Publication : Mobile et Embarqué, du spatial au transport public

La couverture du numéro 118 d'interface
J'ai publié un article dans le dernier numéro du magasine Interface (le magasine des INSA). Le thème de ce numéro est : "Les nouveaux sujets de l'ingénierie informatique: cloud, sécurité informatique, mobilité, protection de la vie privée".

Les articles devaient prendre la forme de témoignages d’ingénieurs INSA travaillant dans ce domaine à destination de nos collègues et élèves-ingénieurs.

Cela a été pour moi l’occasion d’écrire un article de vulgarisation sur l’informatique dans le transport avec une coloration un peu plus personnelle que ce que je fais habituellement sur le blog. J’ai notament donné 3 conseils aux jeunes ingénieurs qui souhaitent s’orienter dans cette activité.

Aperçu de mon article dans le magasine

Voici le contenu intégral de l'article : (avec l'aimable autorisation de l'INSA)

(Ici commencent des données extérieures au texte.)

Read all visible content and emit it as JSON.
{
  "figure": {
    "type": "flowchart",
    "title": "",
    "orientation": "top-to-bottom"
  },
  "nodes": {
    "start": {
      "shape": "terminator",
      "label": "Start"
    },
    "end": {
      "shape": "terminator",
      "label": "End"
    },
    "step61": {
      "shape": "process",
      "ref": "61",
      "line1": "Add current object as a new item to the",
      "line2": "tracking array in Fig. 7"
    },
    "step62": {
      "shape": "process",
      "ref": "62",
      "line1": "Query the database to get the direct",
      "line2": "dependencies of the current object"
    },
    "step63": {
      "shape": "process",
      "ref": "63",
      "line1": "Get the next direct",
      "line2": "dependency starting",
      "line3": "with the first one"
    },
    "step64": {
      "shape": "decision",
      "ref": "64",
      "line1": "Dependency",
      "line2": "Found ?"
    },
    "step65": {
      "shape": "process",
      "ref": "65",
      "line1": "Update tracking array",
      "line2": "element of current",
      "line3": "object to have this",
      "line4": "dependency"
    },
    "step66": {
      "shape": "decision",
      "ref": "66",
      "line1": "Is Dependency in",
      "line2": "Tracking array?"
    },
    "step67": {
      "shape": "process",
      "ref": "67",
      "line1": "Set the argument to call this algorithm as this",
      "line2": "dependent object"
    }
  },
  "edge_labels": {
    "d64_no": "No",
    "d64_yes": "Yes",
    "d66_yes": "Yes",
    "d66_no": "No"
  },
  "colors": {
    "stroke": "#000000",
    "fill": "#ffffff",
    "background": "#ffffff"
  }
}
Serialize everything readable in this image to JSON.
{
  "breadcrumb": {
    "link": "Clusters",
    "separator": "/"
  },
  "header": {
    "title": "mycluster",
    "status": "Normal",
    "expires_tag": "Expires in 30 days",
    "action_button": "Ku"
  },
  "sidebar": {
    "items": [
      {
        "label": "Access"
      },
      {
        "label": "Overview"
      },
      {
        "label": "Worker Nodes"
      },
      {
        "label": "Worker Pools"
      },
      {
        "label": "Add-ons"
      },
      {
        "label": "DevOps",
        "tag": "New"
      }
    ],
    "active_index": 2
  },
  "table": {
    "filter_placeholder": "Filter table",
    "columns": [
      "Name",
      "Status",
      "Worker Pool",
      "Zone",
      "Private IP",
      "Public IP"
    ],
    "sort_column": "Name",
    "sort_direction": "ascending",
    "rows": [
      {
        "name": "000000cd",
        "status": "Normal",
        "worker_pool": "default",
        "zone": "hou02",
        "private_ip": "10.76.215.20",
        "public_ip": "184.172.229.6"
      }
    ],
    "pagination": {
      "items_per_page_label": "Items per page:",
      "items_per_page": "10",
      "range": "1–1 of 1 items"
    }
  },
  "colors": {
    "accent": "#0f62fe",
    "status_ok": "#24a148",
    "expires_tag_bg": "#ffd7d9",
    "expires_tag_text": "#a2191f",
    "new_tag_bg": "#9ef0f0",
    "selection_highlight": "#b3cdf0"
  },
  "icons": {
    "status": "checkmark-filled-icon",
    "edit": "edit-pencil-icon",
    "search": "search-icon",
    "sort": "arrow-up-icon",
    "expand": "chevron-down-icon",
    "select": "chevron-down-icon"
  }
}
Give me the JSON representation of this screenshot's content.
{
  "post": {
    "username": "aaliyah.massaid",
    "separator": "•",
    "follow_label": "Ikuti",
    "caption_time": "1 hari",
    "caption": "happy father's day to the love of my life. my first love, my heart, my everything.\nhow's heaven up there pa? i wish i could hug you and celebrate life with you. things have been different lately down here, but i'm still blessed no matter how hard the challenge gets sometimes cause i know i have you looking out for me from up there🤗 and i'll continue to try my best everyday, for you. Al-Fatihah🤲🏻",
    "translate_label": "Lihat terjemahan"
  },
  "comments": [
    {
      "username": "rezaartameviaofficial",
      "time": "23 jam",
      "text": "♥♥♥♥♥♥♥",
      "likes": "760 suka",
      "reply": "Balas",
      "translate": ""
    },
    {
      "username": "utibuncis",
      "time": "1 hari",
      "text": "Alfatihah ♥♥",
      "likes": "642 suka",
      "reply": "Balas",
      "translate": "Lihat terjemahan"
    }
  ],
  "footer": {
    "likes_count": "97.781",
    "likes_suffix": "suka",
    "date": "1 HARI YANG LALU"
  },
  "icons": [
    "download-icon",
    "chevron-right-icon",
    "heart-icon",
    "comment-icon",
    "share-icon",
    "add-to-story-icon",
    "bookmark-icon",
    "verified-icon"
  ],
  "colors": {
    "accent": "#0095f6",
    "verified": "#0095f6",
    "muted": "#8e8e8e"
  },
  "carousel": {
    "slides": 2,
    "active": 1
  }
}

Mobile et Embarqué : du spatial au transport public


Issu de la filière Modélisation Numérique du département GMM, je me suis spécialisé dans le développement Informatique. Après un cursus dans le spatial (Mecano ID) puis dans l’aéronautique (EADS), j’ai bifurqué depuis 2010 dans le domaine du transport public en entrant chez Tisséo. Si les domaines applicatifs ont changés, mes activités sont toujours restées centrés autour des logiciels de calculs. « Des logiciels de calcul dans le transport public ? » Est généralement la première remarque des élèves ingénieurs à qui j’apprends mon employeur actuel. Dans cet article, je vais donc répondre à cette question en faisant un focus particulier sur les aspects mobiles.

Description du contexte


Chez Tisséo, je suis responsable de toutes les applications « grand public » et de l'infrastructure qui les sert :
  • site internet : www.tisseo.fr
  • site mobile : mobi.tisseo.fr
  • applications iOS & Android (en cours de développement)
  • écrans IV (Information Voyageur) dans certaines stations
Ces applications sont alimentés par un système serveur dit «Système d'Aide à l’Exploitation et à l’Information Voyageur» (SAE-IV). Ce système délivre des services à trois catégories d’utilisateurs :
  • Les usagers
  • Les chauffeurs des bus et tram (à Toulouse le métro est automatique)
  • Les régulateurs de trafic
Aux usagers en situation de mobilité le système offre les services suivants :
  • Horaire de passage à l’arrêt en temps réel
  • Calcul d’itinéraire
  • Représentation cartographique du réseau
  • Information trafic (perturbation, déviation, état des ascenseurs, …)
  • Réservation des bus TAD (Transport A la Demande)
Aux chauffeurs de bus, il permet de
  • suivre le tracé de la ligne (même en cas de déviation temporaire)
  • réguler l’avance retard
  • pour les lignes TAD : prendre en compte les réservations
Aux régulateurs de la centrale de trafic, il permet :
  • de contrôler les écarts entre le théorique et le réel
  • d’agir sur le réseau en cas d’incident ou de saturation (par injection de véhicules supplémentaires par exemple)
L’architecture du système est composée d’un serveur central (généralement plusieurs) et d’une multitude de périphériques mobiles et fixes.
Figure 1 : Architecture d’un système temps réel de transport public
Pour que le système fonctionne, il faut lui fournir préalablement les données suivantes :
  • Les horaires théoriques des lignes
  • Les tracés de ligne
  • La position des arrêts
  • Le graphe des rues de la ville
Ces données sont chargées dans une phase d'initialisation (généralement en fin de service vers 3h30). Puis lorsque les véhicules commencent à sortir des dépôts, un flux continu d'information temps réel doit se répercuter sur tous les affichages clients. Dans le cas du mobile, la satisfaction de l'usager dépendra de deux qualités :
  • la précision / pertinence des informations (géolocalisation)
  • la vitesse de mise à jour des informations
Comment adresse-t-on ces problématiques ? C'est ce que je vais présenter maintenant.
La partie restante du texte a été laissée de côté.